Apparently, our collective inability to deeply identify with others has spawned a new affliction: Empathy Deficit Disorder.
Often confused with sympathy, empathy is derived from the 19th-century German concept of Einfühlung, which means "feeling into" as opposed to "feeling with."
Have you ever unloaded to somebody about your really bad day? There are typically two types of responses.
Sympathy is: "Oh, how awful!"
Empathy is: "I'm so sorry. My boss has screamed at me, too. I know how humiliating it can feel."
Barack Obama has embraced the phrase on his campaign trail. Earlier this year, in a predictably rousing speech titled "The Great Need of the Hour," he spoke of a nation paralyzed by an "empathy deficit."
In Liverpool, Dr. Orlaith Fraser's groundbreaking study on chimps and conflict resolution shows that our closest evolutionary ancestors almost certainly have an empathetic side. Her research found that after a display of aggression, other chimps would often console the victimized chimp with hugs or kisses.
"This study removes doubt that consolation really does what the term suggests: provide relief to distressed parties after conflict," Dr. Frans de Waal of the Yerkes Primate Center at Emory University in Atlanta told The Associated Press.
"The evidence is compelling and makes it likely that consolation behaviour is an expression of empathy."

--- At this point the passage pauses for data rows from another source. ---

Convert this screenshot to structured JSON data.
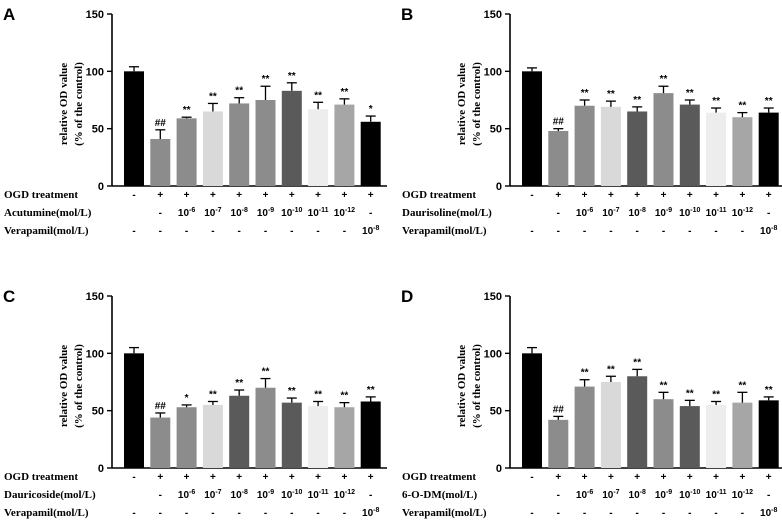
{
  "chart_data": [
    {
      "panel": "A",
      "type": "bar",
      "ylabel": [
        "relative OD value",
        "(% of the control)"
      ],
      "ylim": [
        0,
        150
      ],
      "yticks": [
        "0",
        "50",
        "100",
        "150"
      ],
      "values": [
        100,
        41,
        59,
        65,
        72,
        75,
        83,
        67,
        71,
        56
      ],
      "errors": [
        4,
        8,
        1,
        7,
        5,
        12,
        7,
        6,
        5,
        5
      ],
      "bar_colors": [
        "#000000",
        "#8c8c8c",
        "#8c8c8c",
        "#d9d9d9",
        "#8c8c8c",
        "#8c8c8c",
        "#5a5a5a",
        "#ededed",
        "#a6a6a6",
        "#000000"
      ],
      "significance": [
        "",
        "##",
        "**",
        "**",
        "**",
        "**",
        "**",
        "**",
        "**",
        "*"
      ],
      "rows": [
        {
          "label": "OGD treatment",
          "cells": [
            "-",
            "+",
            "+",
            "+",
            "+",
            "+",
            "+",
            "+",
            "+",
            "+"
          ]
        },
        {
          "label": "Acutumine(mol/L)",
          "cells": [
            "",
            "-",
            "10⁻⁶",
            "10⁻⁷",
            "10⁻⁸",
            "10⁻⁹",
            "10⁻¹⁰",
            "10⁻¹¹",
            "10⁻¹²",
            "-"
          ]
        },
        {
          "label": "Verapamil(mol/L)",
          "cells": [
            "-",
            "-",
            "-",
            "-",
            "-",
            "-",
            "-",
            "-",
            "-",
            "10⁻⁸"
          ]
        }
      ]
    },
    {
      "panel": "B",
      "type": "bar",
      "ylabel": [
        "relative OD value",
        "(% of the control)"
      ],
      "ylim": [
        0,
        150
      ],
      "yticks": [
        "0",
        "50",
        "100",
        "150"
      ],
      "values": [
        100,
        48,
        70,
        69,
        65,
        81,
        71,
        64,
        60,
        64
      ],
      "errors": [
        3,
        2,
        5,
        5,
        4,
        6,
        4,
        4,
        4,
        4
      ],
      "bar_colors": [
        "#000000",
        "#8c8c8c",
        "#8c8c8c",
        "#d9d9d9",
        "#5a5a5a",
        "#8c8c8c",
        "#5a5a5a",
        "#ededed",
        "#a6a6a6",
        "#000000"
      ],
      "significance": [
        "",
        "##",
        "**",
        "**",
        "**",
        "**",
        "**",
        "**",
        "**",
        "**"
      ],
      "rows": [
        {
          "label": "OGD treatment",
          "cells": [
            "-",
            "+",
            "+",
            "+",
            "+",
            "+",
            "+",
            "+",
            "+",
            "+"
          ]
        },
        {
          "label": "Daurisoline(mol/L)",
          "cells": [
            "",
            "-",
            "10⁻⁶",
            "10⁻⁷",
            "10⁻⁸",
            "10⁻⁹",
            "10⁻¹⁰",
            "10⁻¹¹",
            "10⁻¹²",
            "-"
          ]
        },
        {
          "label": "Verapamil(mol/L)",
          "cells": [
            "-",
            "-",
            "-",
            "-",
            "-",
            "-",
            "-",
            "-",
            "-",
            "10⁻⁸"
          ]
        }
      ]
    },
    {
      "panel": "C",
      "type": "bar",
      "ylabel": [
        "relative OD value",
        "(% of the control)"
      ],
      "ylim": [
        0,
        150
      ],
      "yticks": [
        "0",
        "50",
        "100",
        "150"
      ],
      "values": [
        100,
        44,
        53,
        55,
        63,
        70,
        57,
        54,
        53,
        58
      ],
      "errors": [
        5,
        4,
        2,
        3,
        5,
        8,
        4,
        4,
        4,
        4
      ],
      "bar_colors": [
        "#000000",
        "#8c8c8c",
        "#8c8c8c",
        "#d9d9d9",
        "#5a5a5a",
        "#8c8c8c",
        "#5a5a5a",
        "#ededed",
        "#a6a6a6",
        "#000000"
      ],
      "significance": [
        "",
        "##",
        "*",
        "**",
        "**",
        "**",
        "**",
        "**",
        "**",
        "**"
      ],
      "rows": [
        {
          "label": "OGD treatment",
          "cells": [
            "-",
            "+",
            "+",
            "+",
            "+",
            "+",
            "+",
            "+",
            "+",
            "+"
          ]
        },
        {
          "label": "Dauricoside(mol/L)",
          "cells": [
            "",
            "-",
            "10⁻⁶",
            "10⁻⁷",
            "10⁻⁸",
            "10⁻⁹",
            "10⁻¹⁰",
            "10⁻¹¹",
            "10⁻¹²",
            "-"
          ]
        },
        {
          "label": "Verapamil(mol/L)",
          "cells": [
            "-",
            "-",
            "-",
            "-",
            "-",
            "-",
            "-",
            "-",
            "-",
            "10⁻⁸"
          ]
        }
      ]
    },
    {
      "panel": "D",
      "type": "bar",
      "ylabel": [
        "relative OD value",
        "(% of the control)"
      ],
      "ylim": [
        0,
        150
      ],
      "yticks": [
        "0",
        "50",
        "100",
        "150"
      ],
      "values": [
        100,
        42,
        71,
        75,
        80,
        60,
        54,
        55,
        57,
        59
      ],
      "errors": [
        5,
        3,
        6,
        5,
        6,
        6,
        5,
        3,
        9,
        3
      ],
      "bar_colors": [
        "#000000",
        "#8c8c8c",
        "#8c8c8c",
        "#d9d9d9",
        "#5a5a5a",
        "#8c8c8c",
        "#5a5a5a",
        "#ededed",
        "#a6a6a6",
        "#000000"
      ],
      "significance": [
        "",
        "##",
        "**",
        "**",
        "**",
        "**",
        "**",
        "**",
        "**",
        "**"
      ],
      "rows": [
        {
          "label": "OGD treatment",
          "cells": [
            "-",
            "+",
            "+",
            "+",
            "+",
            "+",
            "+",
            "+",
            "+",
            "+"
          ]
        },
        {
          "label": "6-O-DM(mol/L)",
          "cells": [
            "",
            "-",
            "10⁻⁶",
            "10⁻⁷",
            "10⁻⁸",
            "10⁻⁹",
            "10⁻¹⁰",
            "10⁻¹¹",
            "10⁻¹²",
            "-"
          ]
        },
        {
          "label": "Verapamil(mol/L)",
          "cells": [
            "-",
            "-",
            "-",
            "-",
            "-",
            "-",
            "-",
            "-",
            "-",
            "10⁻⁸"
          ]
        }
      ]
    }
  ]
}
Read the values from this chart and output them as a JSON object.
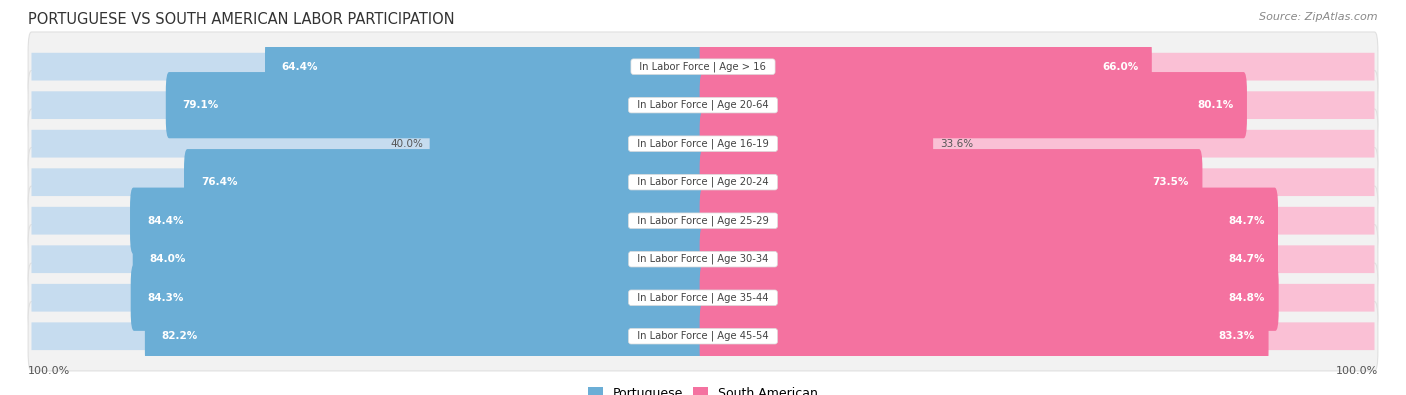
{
  "title": "PORTUGUESE VS SOUTH AMERICAN LABOR PARTICIPATION",
  "source": "Source: ZipAtlas.com",
  "categories": [
    "In Labor Force | Age > 16",
    "In Labor Force | Age 20-64",
    "In Labor Force | Age 16-19",
    "In Labor Force | Age 20-24",
    "In Labor Force | Age 25-29",
    "In Labor Force | Age 30-34",
    "In Labor Force | Age 35-44",
    "In Labor Force | Age 45-54"
  ],
  "portuguese": [
    64.4,
    79.1,
    40.0,
    76.4,
    84.4,
    84.0,
    84.3,
    82.2
  ],
  "south_american": [
    66.0,
    80.1,
    33.6,
    73.5,
    84.7,
    84.7,
    84.8,
    83.3
  ],
  "portuguese_color": "#6BAED6",
  "portuguese_color_light": "#C6DCEF",
  "south_american_color": "#F472A0",
  "south_american_color_light": "#FAC0D5",
  "max_value": 100.0,
  "bg_color": "#ffffff",
  "row_bg": "#f0f0f0",
  "title_color": "#333333",
  "source_color": "#888888",
  "label_color": "#555555"
}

So how can humans make each other feel better?
There is an art to empathy.
In his new book Trading Places, Dr. Les Parrott, a clinical psychologist and his wife, Leslie, a family therapist, advise readers on how to build a better marriage (and, no, it doesn't involve marrying someone with the same first name).

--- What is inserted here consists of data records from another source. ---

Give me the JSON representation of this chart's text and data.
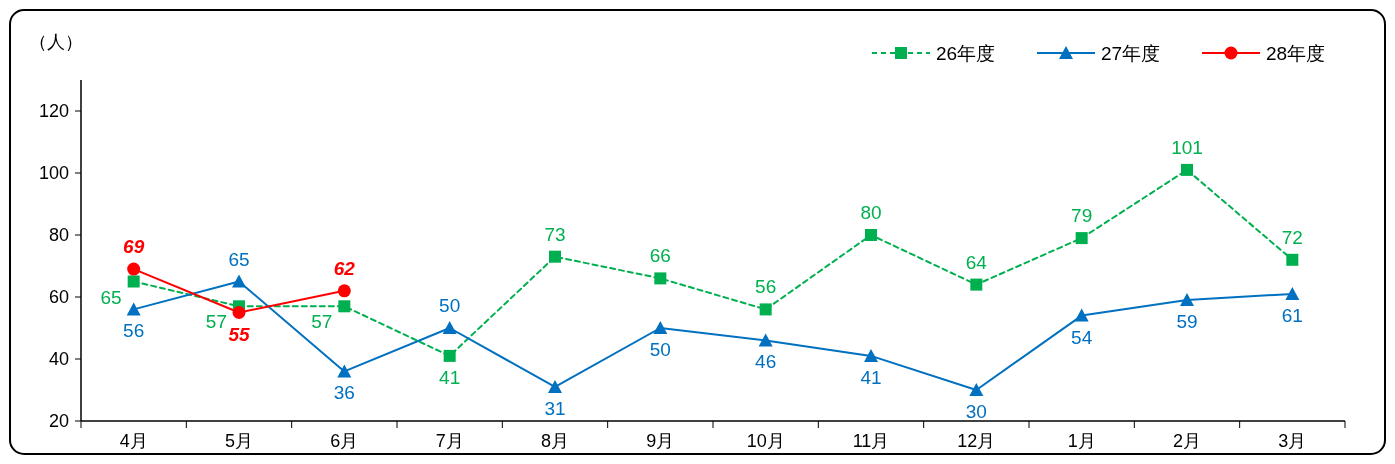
{
  "chart_data": {
    "type": "line",
    "ylabel": "（人）",
    "categories": [
      "4月",
      "5月",
      "6月",
      "7月",
      "8月",
      "9月",
      "10月",
      "11月",
      "12月",
      "1月",
      "2月",
      "3月"
    ],
    "series": [
      {
        "name": "26年度",
        "color": "#00b050",
        "marker": "square",
        "line_style": "dashed",
        "values": [
          65,
          57,
          57,
          41,
          73,
          66,
          56,
          80,
          64,
          79,
          101,
          72
        ]
      },
      {
        "name": "27年度",
        "color": "#0070c0",
        "marker": "triangle",
        "line_style": "solid",
        "values": [
          56,
          65,
          36,
          50,
          31,
          50,
          46,
          41,
          30,
          54,
          59,
          61
        ]
      },
      {
        "name": "28年度",
        "color": "#ff0000",
        "marker": "circle",
        "line_style": "solid",
        "values": [
          69,
          55,
          62,
          null,
          null,
          null,
          null,
          null,
          null,
          null,
          null,
          null
        ]
      }
    ],
    "ylim": [
      20,
      130
    ],
    "yticks": [
      20,
      40,
      60,
      80,
      100,
      120
    ],
    "grid": false,
    "legend": "top right",
    "data_labels": true
  }
}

Parrott says he's often fantasized about being able to "literally hand out a box of mutual empathy – the revolutionary tool for instantly improving a relationship."
We caught up with him by phone for a game of five questions.
Q: Where has our empathy gone?
A: Any time you're under pressure or stressed or hungry or angry, you're not going to be empathetic. What most people don't understand is that empathy involves both your head and your heart.
And most of us think we're being pretty generous when we do one or the other, when we analyze or sympathize, and that's only halfway there.
Q: What are the signs of Empathy Deficit Disorder?
A: The primary indicator is they just can't seem to recognize your perspective or another person's perspective.
Empathy is that ability to put yourself in somebody else's shoes and imagine what life must be like to be in their skin.
Q: Are women naturally more empathetic beings?
A: Research shows women will fall into sympathizing far more frequently than men and men tend to fall into analyzing far more frequently than women. It's not that either gender is necessarily better at empathy.
Q: Can a person learn empathy?
A: Absolutely. What we discovered in our research is that there are skills that people can pick up on.
There's a school of thought in psychology that says awareness is curative.
Once you become aware of your social style, the more you can do about it.
Q: Is there one social relationship where the empathy deficit is most apparent?
A: Marriage is by far and away the most likely place. We don't work at it very much; that's why people get stuck in ruts.
Research shows 90 per cent of the things we struggle with in marriage would be resolved if we just saw things from the other person's perspective.